UK floating wind capacity could reach 20GW by 2050
Floating offshore windfarms could provide up to 20GW of generation capacity by the middle of the century, a study commissioned by the Crown Estate Scotland has found.
The analysis conducted by the Offshore Renewable Energy (ORE) Catapult also suggests they have the potential to add £33.6bn to the UK economy between 2031 and 2050.
“Floating wind is an important counterpart to fixed offshore wind and will make an increasingly important contribution to realising the full potential of the sector,” the report explains. “Longer term, floating wind can contribute at least 10GW towards the UK achieving 50GW of offshore wind capacity by 2050 and large-scale deployment of floating wind will be imperative if the UK is to realise ambitions in excess of 50GW.”
The study looked at two different scenarios – a base case and high case.

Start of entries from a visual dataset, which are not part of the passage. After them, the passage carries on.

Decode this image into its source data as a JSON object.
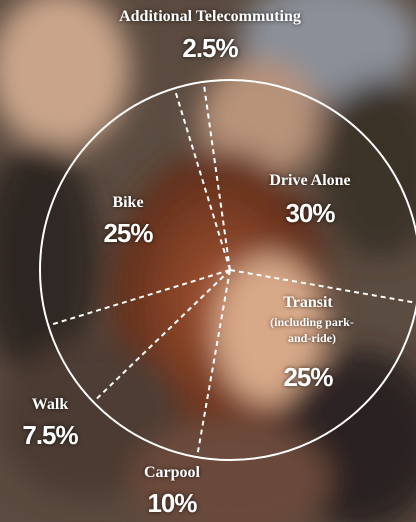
{
  "chart_data": {
    "type": "pie",
    "categories": [
      "Drive Alone",
      "Transit",
      "Carpool",
      "Walk",
      "Bike",
      "Additional Telecommuting"
    ],
    "values": [
      30,
      25,
      10,
      7.5,
      25,
      2.5
    ],
    "value_labels": [
      "30%",
      "25%",
      "10%",
      "7.5%",
      "25%",
      "2.5%"
    ],
    "annotations": [
      "(including park-and-ride)"
    ],
    "color": "#ffffff"
  }
}
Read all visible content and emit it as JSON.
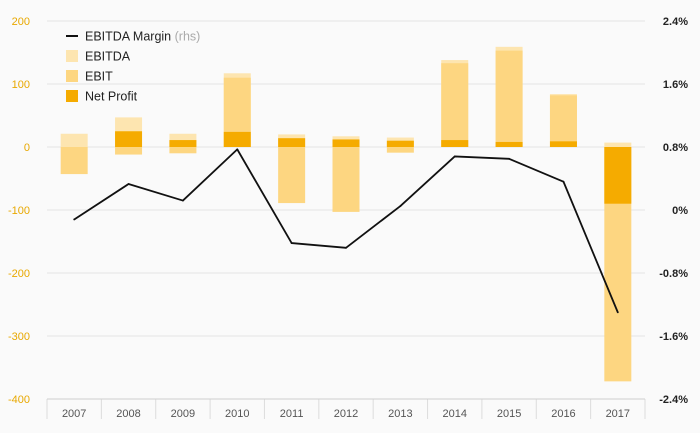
{
  "chart_data": {
    "type": "bar",
    "categories": [
      "2007",
      "2008",
      "2009",
      "2010",
      "2011",
      "2012",
      "2013",
      "2014",
      "2015",
      "2016",
      "2017"
    ],
    "series": [
      {
        "name": "EBITDA",
        "kind": "bar",
        "axis": "left",
        "color": "#fde5b0",
        "values": [
          21,
          47,
          21,
          117,
          20,
          17,
          15,
          138,
          159,
          84,
          7
        ]
      },
      {
        "name": "EBIT",
        "kind": "bar",
        "axis": "left",
        "color": "#fdd681",
        "values": [
          -43,
          -12,
          -10,
          110,
          -89,
          -103,
          -9,
          133,
          153,
          82,
          -372
        ]
      },
      {
        "name": "Net Profit",
        "kind": "bar",
        "axis": "left",
        "color": "#f5ab00",
        "values": [
          0,
          25,
          11,
          24,
          14,
          12,
          10,
          11,
          8,
          9,
          -90
        ]
      },
      {
        "name": "EBITDA Margin",
        "kind": "line",
        "axis": "right",
        "color": "#111111",
        "values": [
          -0.12,
          0.33,
          0.12,
          0.77,
          -0.42,
          -0.48,
          0.05,
          0.68,
          0.65,
          0.36,
          -1.3
        ]
      }
    ],
    "y_left": {
      "min": -400,
      "max": 200,
      "ticks": [
        "200",
        "100",
        "0",
        "-100",
        "-200",
        "-300",
        "-400"
      ]
    },
    "y_right": {
      "min": -2.4,
      "max": 2.4,
      "ticks": [
        "2.4%",
        "1.6%",
        "0.8%",
        "0%",
        "-0.8%",
        "-1.6%",
        "-2.4%"
      ]
    },
    "legend": {
      "position": "top-left",
      "items": [
        {
          "label": "EBITDA Margin",
          "note": "(rhs)",
          "type": "line",
          "color": "#111111"
        },
        {
          "label": "EBITDA",
          "note": "",
          "type": "box",
          "color": "#fde5b0"
        },
        {
          "label": "EBIT",
          "note": "",
          "type": "box",
          "color": "#fdd681"
        },
        {
          "label": "Net Profit",
          "note": "",
          "type": "box",
          "color": "#f5ab00"
        }
      ]
    },
    "grid": true
  }
}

The UK accounts for a significant share of global installations in both. In the base case, 10GW of floating wind capacity is built in the UK by 2050, whilst 44GW is deployed around the rest of the world. The figures rise to 20GW and 95GW respectively in the high case.
(image courtesy of edie)
In October last year, Scotland’s first minister, Nicola Sturgeon, opened the world’s first floating windfarm located 25 kilometres off the coast of Aberdeenshire.
Stephanie Conesa, policy manager at Scottish Renewables, said: “Scotland’s deep waters, with some of Europe’s strongest winds, provide ideal conditions for the testing and deployment of floating offshore wind turbines, and are part of the reason why our seas are home to Hywind, the world’s first floating wind farm.
“The recent publication of Marine Scotland’s draft Sectoral Marine Plan for Offshore Wind Energy, which sets out potential future locations for offshore wind farms in Scotland’s seas, makes the success of floating offshore wind in Scotland more important than ever. Floating wind provides an enormous economic opportunity for Scotland and its development, as well as that of other earlier-stage technologies, has the potential to provide renewable electricity in locations where other renewable energy devices cannot be deployed.”
She said the 30MW Hywind Scotland project marked an “exciting development for renewable energy in Scotland.” The windfarm has since been upgraded with a 1MW battery storage system dubbed “Batwind”.The batteries will be used to explore how best to maximise the value of the power generated.